Identifying variable importance on mixed collinear building energy factor space by stochastic multi-statistic sensitivity analysis on TOPSIS with random decision forest

Accurately quantifying variable importance (VI) is essential to the success of building energy efficiency for mitigating climate change. Extant methods fail to generate reliable and interpretable VI outcomes on mixed collinear energy factor space. This paper develops an alternate stochastic sensitivity analysis method to fully integrate categorical and interactional effects while handling collinearity for VI in buildings. While data-based sampling is utilized for incorporating global factor interactions through differential analysis, it uses differentiative levelling to explicitly characterize full energy effects of building factors. To cope with potential collinearity, the ensemble random decision forest is employed to acquire stochastic energy responses by bootstrapping and randomized sub-spacing.
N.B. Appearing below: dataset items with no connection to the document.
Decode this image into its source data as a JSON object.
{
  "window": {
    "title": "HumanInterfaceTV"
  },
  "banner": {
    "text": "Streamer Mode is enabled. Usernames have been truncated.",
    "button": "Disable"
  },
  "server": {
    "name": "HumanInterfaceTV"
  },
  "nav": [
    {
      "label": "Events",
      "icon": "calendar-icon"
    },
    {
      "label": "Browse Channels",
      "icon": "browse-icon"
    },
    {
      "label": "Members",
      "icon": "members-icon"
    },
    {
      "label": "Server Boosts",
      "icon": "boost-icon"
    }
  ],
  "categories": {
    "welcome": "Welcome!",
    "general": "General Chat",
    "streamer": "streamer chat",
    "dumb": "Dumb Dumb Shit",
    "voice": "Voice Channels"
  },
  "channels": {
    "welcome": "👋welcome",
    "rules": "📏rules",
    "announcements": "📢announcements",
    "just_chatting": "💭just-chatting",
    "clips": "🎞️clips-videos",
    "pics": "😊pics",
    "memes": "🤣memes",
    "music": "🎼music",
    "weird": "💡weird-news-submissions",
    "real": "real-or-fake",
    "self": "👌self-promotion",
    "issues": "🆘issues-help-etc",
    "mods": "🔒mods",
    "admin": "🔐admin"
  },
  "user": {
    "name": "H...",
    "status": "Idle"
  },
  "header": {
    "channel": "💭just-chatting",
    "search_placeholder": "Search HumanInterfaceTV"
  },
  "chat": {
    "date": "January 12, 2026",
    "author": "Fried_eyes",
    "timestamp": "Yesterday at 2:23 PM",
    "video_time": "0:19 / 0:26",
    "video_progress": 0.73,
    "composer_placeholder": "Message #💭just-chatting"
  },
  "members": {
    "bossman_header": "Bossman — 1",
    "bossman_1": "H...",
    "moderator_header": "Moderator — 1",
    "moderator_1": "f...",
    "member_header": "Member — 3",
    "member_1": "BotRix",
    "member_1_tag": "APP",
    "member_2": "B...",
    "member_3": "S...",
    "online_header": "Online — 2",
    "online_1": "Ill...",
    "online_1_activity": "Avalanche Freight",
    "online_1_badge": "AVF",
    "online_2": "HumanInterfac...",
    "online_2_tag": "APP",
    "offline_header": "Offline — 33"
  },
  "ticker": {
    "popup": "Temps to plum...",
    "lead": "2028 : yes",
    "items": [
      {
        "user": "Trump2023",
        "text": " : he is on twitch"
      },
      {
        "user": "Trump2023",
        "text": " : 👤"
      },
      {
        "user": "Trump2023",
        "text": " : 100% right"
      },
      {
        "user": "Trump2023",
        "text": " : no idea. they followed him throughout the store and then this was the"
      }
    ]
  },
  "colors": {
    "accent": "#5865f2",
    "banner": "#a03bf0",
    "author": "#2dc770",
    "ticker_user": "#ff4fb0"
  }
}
On a multi-statistic metric gauging input-output sensitivity from diverse angles, the rank-oriented compensatory Technique of Order Preference Similarity to the Ideal Solution (TOPSIS) is adopted to quantify VI with objective weighting. Case results regarding 191 U S. houses validated the efficacy of presented approach with evidenced robustness. This approach can aid in building energy efficiency by supplying precise VI information on complete factor spaces while retaining transparency.